Upon a careful consideration of this document their Lordships have come to a conclusion in agreement with that which was reached by the High Court. It must be observed that the choice lies between two alternatives only. Either the lease is a permanent lease, determinable only in the special cases therein provided, or it is a lease from year to year, which the landlord could at his will determine by a six months' notice. No intermediate position is open. Thus, at the outset their Lordships feel the pressure of what has been described as one of the surest indications of permanency, viz., the payment of the premium of Rs. 3,500. The parties were substituting a bemeyadi settlement for a miadi settlement; and it is difficult to imagine that they intended that the landlord, having received that substantial sum (in addition to a largely increased rent) should have it in his power to put a speedy end to the tenancy when the tenant had enjoyed possession for say, a period of two years only.
Another circumstance to be noted is that the landlord was given (Cl. 5) a power to increase the rent in specified circumstances, the tenant binding himself in the following terms:
"I shall not be entitled to raise any plea or objection thereto and on no ground of objection shall I be competent to get any abatement of the fixed rent, nor shall I be able to make a surrender thereof."
This provision would appear quite inconsistent with the existence of a power in either party to determine at will the tenancy on six months' notice.
Cl. 8 is also of importance.
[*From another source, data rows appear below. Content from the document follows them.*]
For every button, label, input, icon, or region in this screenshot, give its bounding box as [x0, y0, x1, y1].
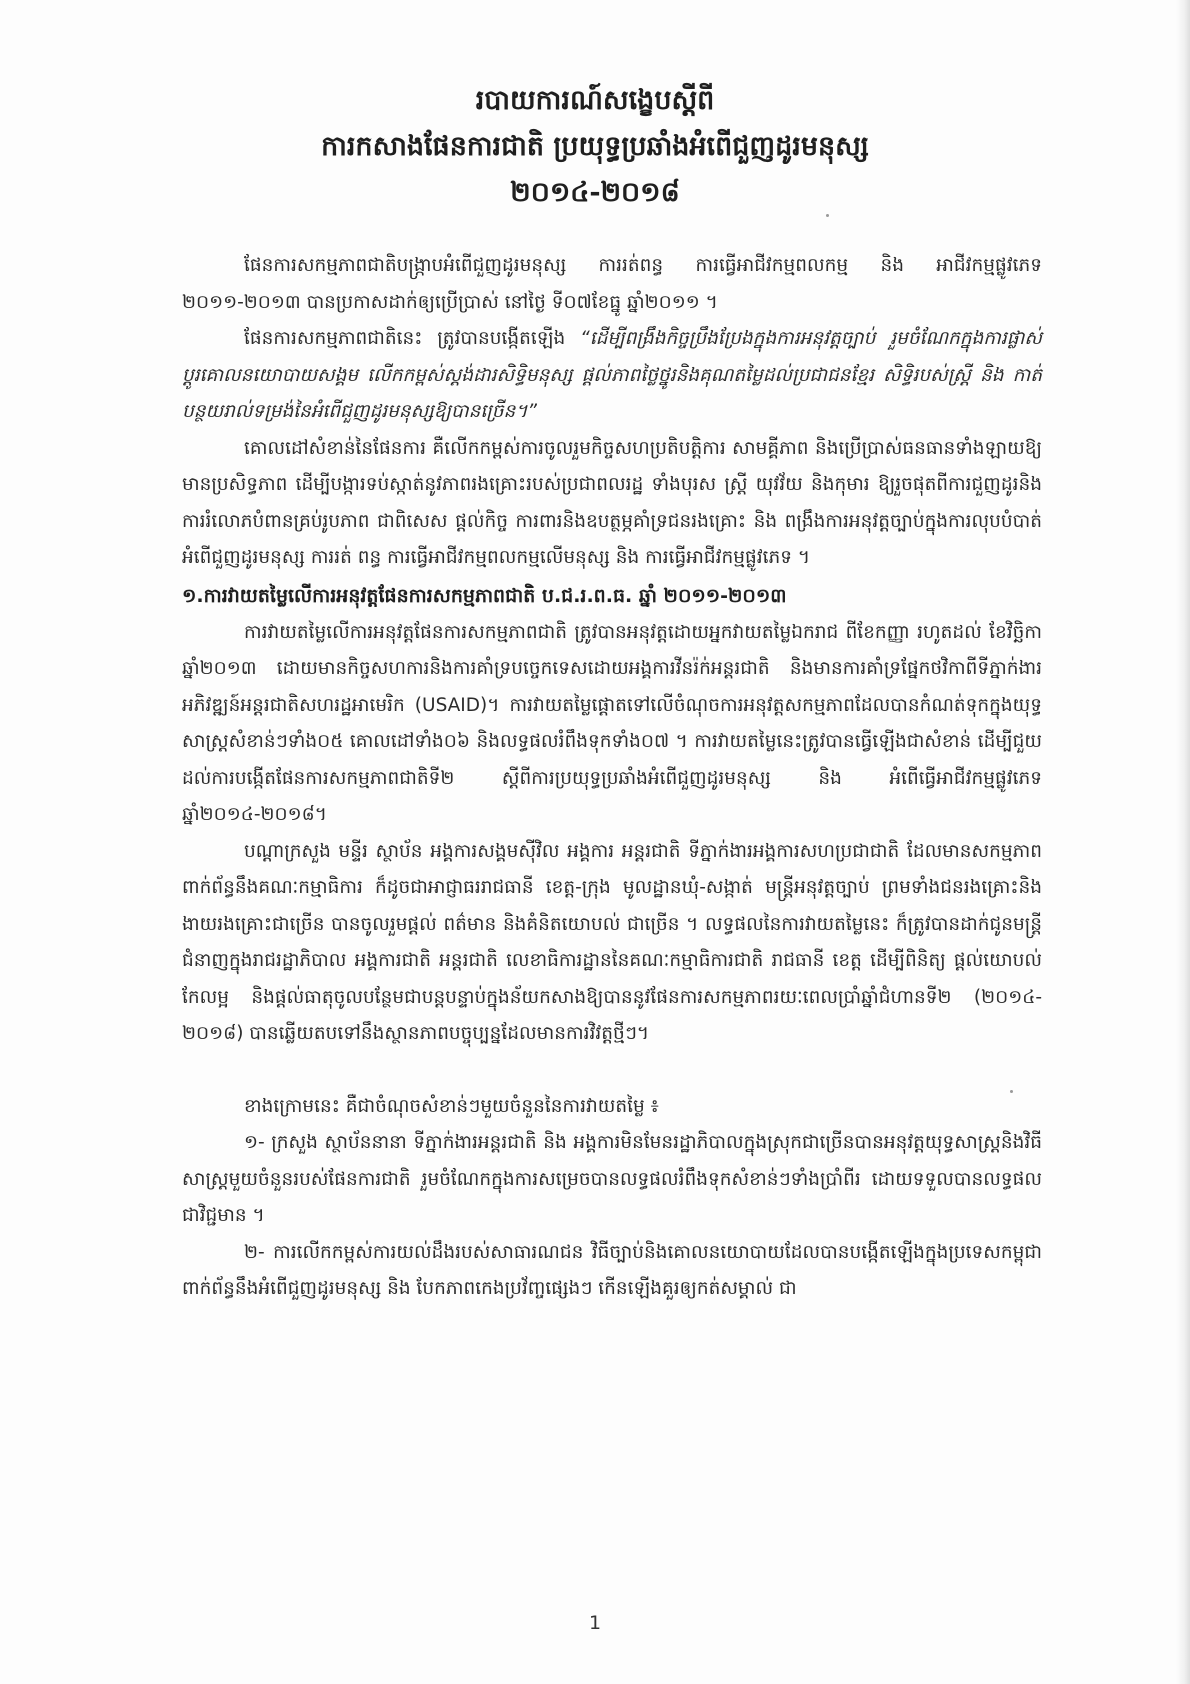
title-line-1: របាយការណ៍សង្ខេបស្តីពី: [475, 85, 715, 116]
scan-speck: [826, 214, 829, 217]
title-line-2: ការកសាងផែនការជាតិ ប្រយុទ្ធប្រឆាំងអំពើជួញដូរមនុស្ស: [321, 131, 869, 162]
evaluation-paragraph: ការវាយតម្លៃលើការអនុវត្តផែនការសកម្មភាពជាតិ ត្រូវបានអនុវត្តដោយអ្នកវាយតម្លៃឯករាជ ពីខែកញ្ញា រហូតដល់ ខែវិច្ឆិកា ឆ្នាំ២០១៣ ដោយមានកិច្ចសហការនិងការគាំទ្របច្ចេកទេសដោយអង្គការវីនរ៉ក់អន្តរជាតិ និងមានការគាំទ្រផ្នែកថវិកាពីទីភ្នាក់ងារអភិវឌ្ឍន៍អន្តរជាតិសហរដ្ឋអាមេរិក (USAID)។ ការវាយតម្លៃផ្តោតទៅលើចំណុចការអនុវត្តសកម្មភាពដែលបានកំណត់ទុកក្នុងយុទ្ធសាស្ត្រសំខាន់ៗទាំង០៥ គោលដៅទាំង០៦ និងលទ្ធផលរំពឹងទុកទាំង០៧ ។ ការវាយតម្លៃនេះត្រូវបានធ្វើឡើងជាសំខាន់ ដើម្បីជួយដល់ការបង្កើតផែនការសកម្មភាពជាតិទី២ ស្តីពីការប្រយុទ្ធប្រឆាំងអំពើជួញដូរមនុស្ស និង អំពើធ្វើអាជីវកម្មផ្លូវភេទ ឆ្នាំ២០១៤-២០១៨។: [182, 621, 1042, 825]
paragraph-gap: [182, 1053, 1042, 1089]
finding-item-1: ១- ក្រសួង ស្ថាប័ននានា ទីភ្នាក់ងារអន្តរជាតិ និង អង្គការមិនមែនរដ្ឋាភិបាលក្នុងស្រុកជាច្រើនបានអនុវត្តយុទ្ធសាស្ត្រនិងវិធីសាស្ត្រមួយចំនួនរបស់ផែនការជាតិ រួមចំណែកក្នុងការសម្រេចបានលទ្ធផលរំពឹងទុកសំខាន់ៗទាំងប្រាំពីរ ដោយទទួលបានលទ្ធផលជាវិជ្ជមាន ។: [182, 1132, 1042, 1226]
finding-item-2: ២- ការលើកកម្ពស់ការយល់ដឹងរបស់សាធារណជន វិធីច្បាប់និងគោលនយោបាយដែលបានបង្កើតឡើងក្នុងប្រទេសកម្ពុជា ពាក់ព័ន្ធនឹងអំពើជួញដូរមនុស្ស និង បែកភាពកេងប្រវ័ញ្ចផ្សេងៗ កើនឡើងគួរឲ្យកត់សម្គាល់ ជា: [182, 1241, 1042, 1299]
page-number: 1: [588, 1612, 602, 1634]
title-line-3: ២០១៤-២០១៨: [510, 177, 680, 208]
objective-lead: ផែនការសកម្មភាពជាតិនេះ ត្រូវបានបង្កើតឡើង: [244, 328, 566, 349]
document-body: [182, 248, 1042, 1308]
section-heading: ១.ការវាយតម្លៃលើការអនុវត្តផែនការសកម្មភាពជាតិ ប.ជ.រ.ព.ធ. ឆ្នាំ ២០១១-២០១៣: [182, 584, 787, 607]
participants-paragraph: បណ្តាក្រសួង មន្ទីរ ស្ថាប័ន អង្គការសង្គមស៊ីវិល អង្គការ អន្តរជាតិ ទីភ្នាក់ងារអង្គការសហប្រជាជាតិ ដែលមានសកម្មភាពពាក់ព័ន្ធនឹងគណៈកម្មាធិការ ក៏ដូចជាអាជ្ញាធររាជធានី ខេត្ត-ក្រុង មូលដ្ឋានឃុំ-សង្កាត់ មន្ត្រីអនុវត្តច្បាប់ ព្រមទាំងជនរងគ្រោះនិងងាយរងគ្រោះជាច្រើន បានចូលរួមផ្តល់ ពត៌មាន និងគំនិតយោបល់ ជាច្រើន ។ លទ្ធផលនៃការវាយតម្លៃនេះ ក៏ត្រូវបានដាក់ជូនមន្ត្រីជំនាញក្នុងរាជរដ្ឋាភិបាល អង្គការជាតិ អន្តរជាតិ លេខាធិការដ្ឋាននៃគណៈកម្មាធិការជាតិ រាជធានី ខេត្ត ដើម្បីពិនិត្យ ផ្តល់យោបល់ កែលម្អ និងផ្តល់ធាតុចូលបន្ថែមជាបន្តបន្ទាប់ក្នុងន័យកសាងឱ្យបាននូវផែនការសកម្មភាពរយៈពេលប្រាំឆ្នាំជំហានទី២ (២០១៤- ២០១៨) បានឆ្លើយតបទៅនឹងស្ថានភាពបច្ចុប្បន្នដែលមានការវិវត្តថ្មីៗ។: [182, 840, 1042, 1044]
goal-paragraph: គោលដៅសំខាន់នៃផែនការ គឺលើកកម្ពស់ការចូលរួមកិច្ចសហប្រតិបត្តិការ សាមគ្គីភាព និងប្រើប្រាស់ធនធានទាំងឡាយឱ្យមានប្រសិទ្ធភាព ដើម្បីបង្ការទប់ស្កាត់នូវភាពរងគ្រោះរបស់ប្រជាពលរដ្ឋ ទាំងបុរស ស្ត្រី យុវវ័យ និងកុមារ ឱ្យរួចផុតពីការជួញដូរនិងការរំលោភបំពានគ្រប់រូបភាព ជាពិសេស ផ្តល់កិច្ច ការពារនិងឧបត្ថម្ភគាំទ្រជនរងគ្រោះ និង ពង្រឹងការអនុវត្តច្បាប់ក្នុងការលុបបំបាត់អំពើជួញដូរមនុស្ស ការរត់ ពន្ធ ការធ្វើអាជីវកម្មពលកម្មលើមនុស្ស និង ការធ្វើអាជីវកម្មផ្លូវភេទ ។: [182, 437, 1042, 568]
objective-quote: “ដើម្បីពង្រឹងកិច្ចប្រឹងប្រែងក្នុងការអនុវត្តច្បាប់ រួមចំណែកក្នុងការផ្លាស់ប្តូរគោលនយោបាយសង្គម លើកកម្ពស់ស្តង់ដារសិទ្ធិមនុស្ស ផ្តល់ភាពថ្លៃថ្នូរនិងគុណតម្លៃដល់ប្រជាជនខ្មែរ សិទ្ធិរបស់ស្ត្រី និង កាត់បន្ថយរាល់ទម្រង់នៃអំពើជួញដូរមនុស្សឱ្យបានច្រើន។”: [182, 328, 1042, 422]
scan-edge-shadow: [1176, 0, 1190, 1684]
objective-paragraph: [182, 321, 1042, 431]
intro-paragraph: ផែនការសកម្មភាពជាតិបង្ក្រាបអំពើជួញដូរមនុស្ស ការរត់ពន្ធ ការធ្វើអាជីវកម្មពលកម្ម និង អាជីវកម្មផ្លូវភេទ ២០១១-២០១៣ បានប្រកាសដាក់ឲ្យប្រើប្រាស់ នៅថ្ងៃ ទី០៧ខែធ្នូ ឆ្នាំ២០១១ ។: [182, 255, 1042, 313]
document-title: [0, 78, 1190, 216]
scan-speck: [1010, 1090, 1013, 1093]
findings-intro: ខាងក្រោមនេះ គឺជាចំណុចសំខាន់ៗមួយចំនួននៃការវាយតម្លៃ ៖: [244, 1095, 659, 1117]
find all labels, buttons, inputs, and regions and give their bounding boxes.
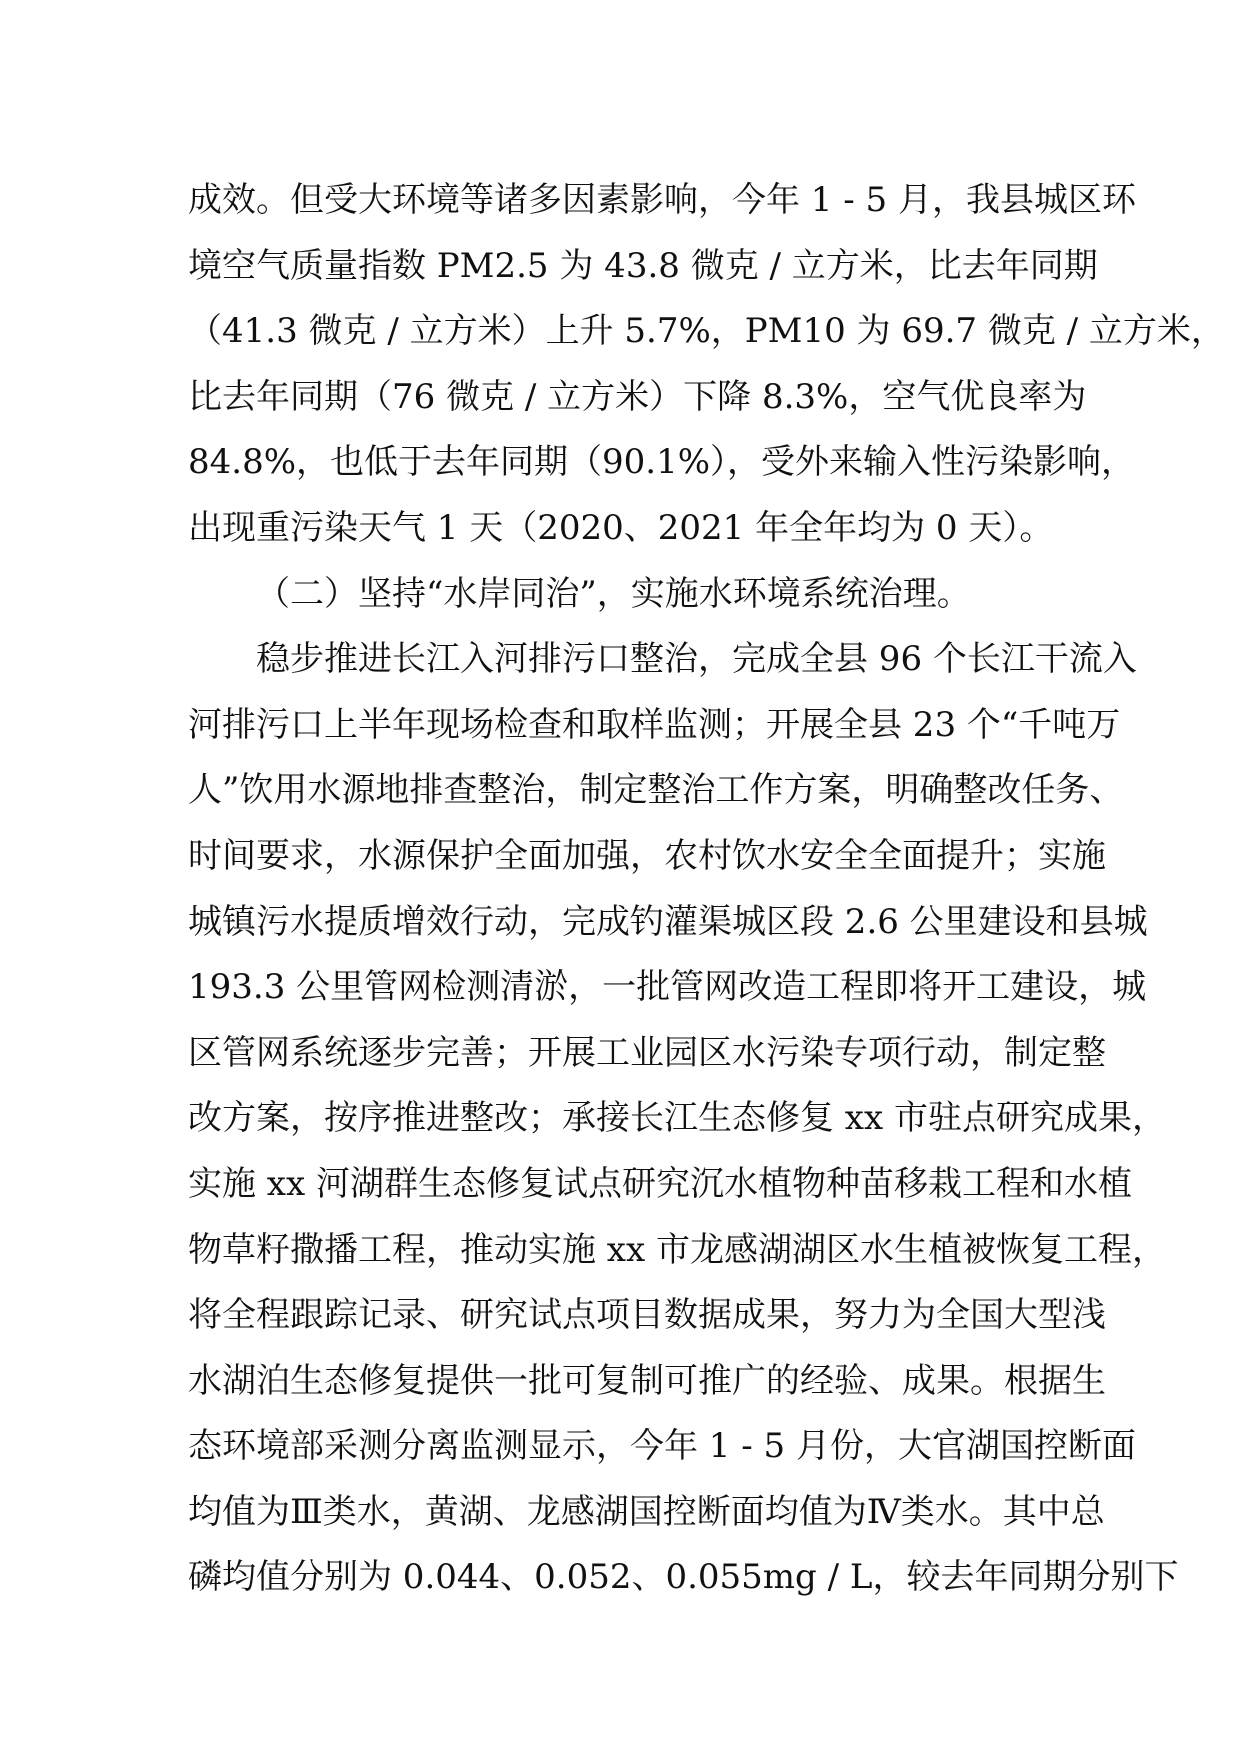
text-line: 态环境部采测分离监测显示，今年 1 - 5 月份，大官湖国控断面 [188,1426,1136,1467]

It prohibits the tenant from granting ''any bemeyadi settlement .... to any shopkeeper." What does the word "bemeyadi" denote in this connexion There would appear to be no valid reason for preventing the tenant from granting a sublease to a shopkeeper which would also be terminable at will on notice. But if the tenant granted a sublease not terminable at will on notice (i. e., of a permanent character), this might interfere with the rights specifically reserved to the landlord of taking khas possession in the circumstances mentioned in Cls. 3, 10 and 13 of the kabuliyat, "bemeyadi" as used in this clause would therefore appear to refer to a lease not determinable at will on notice; from which it would seem that the tenant's interest was such that but for the express restriction he would have been competent to grant a sublease to a shopkeeper of a permanent character.
On the other hand, restrictions upon the powers of the tenant to dig tanks and build masonry structures (Cl. 8) and other provisions in the document were relied upon by the appellants as indicating a tenancy not of a permanent nature. That some provisions are to be found which point in that direction cannot be denied, though some of them may be explained by the existence of the special powers to resume khas possession referred to above. But the question, after all, is one of construction of a document, viz., what is the correct view to take of the rights of the parties after considering all the clauses of the kabuliyat and giving due weight to the several indications which point in the different directions?
Having applied their minds to this task, their Lordships find themselves in agreement with the decision of the High Court, that the leases are not terminable on service of notice to quit. For these reasons their Lordships are of opinion that these consolidated appeals fail and should be dismissed, and they will humbly advise His Majesty accordingly. The appellants must pay the respondent's costs of the appeals.